Colonialismo :Territori acquisiti con la conquista o l’insediamento di popolazioni da parte di uno stato straniero.

Il colonialismo europeo

Il moderno colonialismo europeo inizia nel XV secolo e può essere suddiviso in due fasi: dal 1415 al 1800; dal 1800 alla seconda guerra mondiale.
Nella prima fase, l’Europa occidentale, guidata da Spagna e Portogallo, attuò una politica espansionistica nelle Indie Orientali e nelle Americhe. Nella seconda la Gran Bretagna guidò l’espansione europea in Asia, Africa e nel Pacifico.

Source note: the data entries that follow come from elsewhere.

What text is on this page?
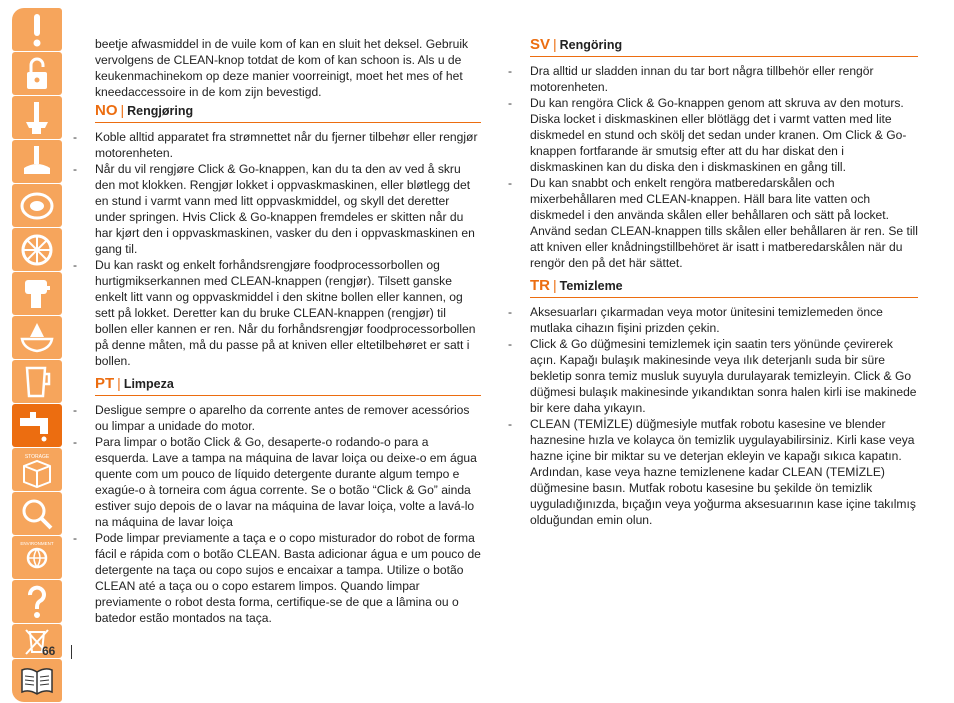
STORAGE
ENVIRONMENT
66

beetje afwasmiddel in de vuile kom of kan en sluit het deksel. Gebruik vervolgens de CLEAN-knop totdat de kom of kan schoon is. Als u de keukenmachinekom op deze manier voorreinigt, moet het mes of het kneedaccessoire in de kom zijn bevestigd.

NO | Rengjøring
- Koble alltid apparatet fra strømnettet når du fjerner tilbehør eller rengjør motorenheten.
- Når du vil rengjøre Click & Go-knappen, kan du ta den av ved å skru den mot klokken. Rengjør lokket i oppvaskmaskinen, eller bløtlegg det en stund i varmt vann med litt oppvaskmiddel, og skyll det deretter under springen. Hvis Click & Go-knappen fremdeles er skitten når du har kjørt den i oppvaskmaskinen, vasker du den i oppvaskmaskinen en gang til.
- Du kan raskt og enkelt forhåndsrengjøre foodprocessorbollen og hurtigmikserkannen med CLEAN-knappen (rengjør). Tilsett ganske enkelt litt vann og oppvaskmiddel i den skitne bollen eller kannen, og sett på lokket. Deretter kan du bruke CLEAN-knappen (rengjør) til bollen eller kannen er ren. Når du forhåndsrengjør foodprocessorbollen på denne måten, må du passe på at kniven eller eltetilbehøret er satt i bollen.
PT | Limpeza
- Desligue sempre o aparelho da corrente antes de remover acessórios ou limpar a unidade do motor.
- Para limpar o botão Click & Go, desaperte-o rodando-o para a esquerda. Lave a tampa na máquina de lavar loiça ou deixe-o em água quente com um pouco de líquido detergente durante algum tempo e exagúe-o à torneira com água corrente. Se o botão “Click & Go” ainda estiver sujo depois de o lavar na máquina de lavar loiça, volte a lavá-lo na máquina de lavar loiça
- Pode limpar previamente a taça e o copo misturador do robot de forma fácil e rápida com o botão CLEAN. Basta adicionar água e um pouco de detergente na taça ou copo sujos e encaixar a tampa. Utilize o botão CLEAN até a taça ou o copo estarem limpos. Quando limpar previamente o robot desta forma, certifique-se de que a lâmina ou o batedor estão montados na taça.
SV | Rengöring
- Dra alltid ur sladden innan du tar bort några tillbehör eller rengör motorenheten.
- Du kan rengöra Click & Go-knappen genom att skruva av den moturs. Diska locket i diskmaskinen eller blötlägg det i varmt vatten med lite diskmedel en stund och skölj det sedan under kranen. Om Click & Go-knappen fortfarande är smutsig efter att du har diskat den i diskmaskinen kan du diska den i diskmaskinen en gång till.
- Du kan snabbt och enkelt rengöra matberedarskålen och mixerbehållaren med CLEAN-knappen. Häll bara lite vatten och diskmedel i den använda skålen eller behållaren och sätt på locket. Använd sedan CLEAN-knappen tills skålen eller behållaren är ren. Se till att kniven eller knådningstillbehöret är isatt i matberedarskålen när du rengör den på det här sättet.
TR | Temizleme
- Aksesuarları çıkarmadan veya motor ünitesini temizlemeden önce mutlaka cihazın fişini prizden çekin.
- Click & Go düğmesini temizlemek için saatin ters yönünde çevirerek açın. Kapağı bulaşık makinesinde veya ılık deterjanlı suda bir süre bekletip sonra temiz musluk suyuyla durulayarak temizleyin. Click & Go düğmesi bulaşık makinesinde yıkandıktan sonra halen kirli ise makinede bir kere daha yıkayın.
- CLEAN (TEMİZLE) düğmesiyle mutfak robotu kasesine ve blender haznesine hızla ve kolayca ön temizlik uygulayabilirsiniz. Kirli kase veya hazne içine bir miktar su ve deterjan ekleyin ve kapağı sıkıca kapatın. Ardından, kase veya hazne temizlenene kadar CLEAN (TEMİZLE) düğmesine basın. Mutfak robotu kasesine bu şekilde ön temizlik uyguladığınızda, bıçağın veya yoğurma aksesuarının kase içine takılmış olduğundan emin olun.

La seconda fase del colonialismo europeo

La seconda fase coloniale può essere divisa in due periodi: il primo, dal 1815 al 1880; il secondo, dal 1880 al 1914. Nel primo periodo la spinta all’espansione venne dagli interessi europei già radicati nelle periferie degli imperi, come in Australia, dove i coloni erano penetrati sempre più profondamente nell’entroterra alla ricerca di terre coltivabili e di nuove risorse.
I francesi colonizzarono tutta l’Algeria quando l’instabilità politica del territorio sembrò minacciare le loro acquisizioni iniziali. Anche la conquista russa dell’Asia centrale fu condotta in larga misura per ragioni di sicurezza su iniziativa di mercanti, coloni e amministratori locali. Vedi Guerra d’Algeria.
La potenze coloniali agirono con maggior risolutezza nel 1880-1914, periodo in cui fu completata la colonizzazione dell’Africa (con l’eccezione dell’Etiopia, che resistette alla conquista italiana), di parte dell’Asia e del Pacifico. Nel 1914 la rete coloniale racchiudeva tutto il globo. L’impero britannico era di gran lunga il più vasto e diversificato, ma anche Francia, Belgio, Germania, Stati Uniti d’America e Giappone erano diventate ragguardevoli potenze coloniali (vedi Imperi coloniali).
Le ragioni di questa corsa alle colonie restano controverse. Alcuni politici, come ad esempio Lenin, lo spiegarono con la dinamica del tardo capitalismo, sottolineando le esigenze europee di materie prime e di sbocchi per il proprio capitale eccedente. Altri hanno invece insistito su motivazioni strategiche o diplomatiche. Il crollo degli equilibri di potere in Europa e le due guerre mondiali nel XX secolo segnarono comunque la fine del colonialismo moderno. La crescita della coscienza nazionale nelle colonie, il declino dell’influenza politica e militare europea, l’erosione delle giustificazioni morali degli imperi contribuirono infine a una rapida decolonizzazione dopo il 1945.


Valutazione ed effetti del colonialismo

Qualsiasi valutazione del colonialismo deve tenere conto del mutare delle circostanze storiche. Al giorno d’oggi esso è inaccettabile in quanto contrasta con i diritti dei popoli all’autodeterminazione. Questi diritti, tuttavia, solo di recente sono stati riconosciuti come universalmente applicabili. I costruttori di imperi del XIX secolo, infatti, erano spesso convinti che i popoli "civilizzati" avessero la responsabilità morale di guidare i popoli "arretrati" e di recare loro i frutti della cultura occidentale.
Gli effetti del colonialismo non sono invece univoci, sia per i colonizzatori sia per i colonizzati. È evidente che il possesso di un impero arrecò alle potenze coloniali numerosi benefici, tra cui opportunità di emigrazione, espansione del commercio e dei profitti, risorse strategiche. Allo stesso tempo però la conquista si accompagnò a costi significativi. I colonizzatori dovettero provvedere all’amministrazione, alla difesa, all’assistenza economica delle colonie e furono spesso coinvolti in conflitti indesiderati. Per chi lo subì, il colonialismo ebbe da una parte indiscutibili effetti negativi: i modi di vita tradizionali furono cancellati, le culture distrutte e interi popoli soggiogati o sterminati; dall’altra, il contatto con la cultura europea ha portato ai popoli colonizzati qualche beneficio nel campo della sanità, dell’istruzione, dell’accesso alle nuove tecnologie.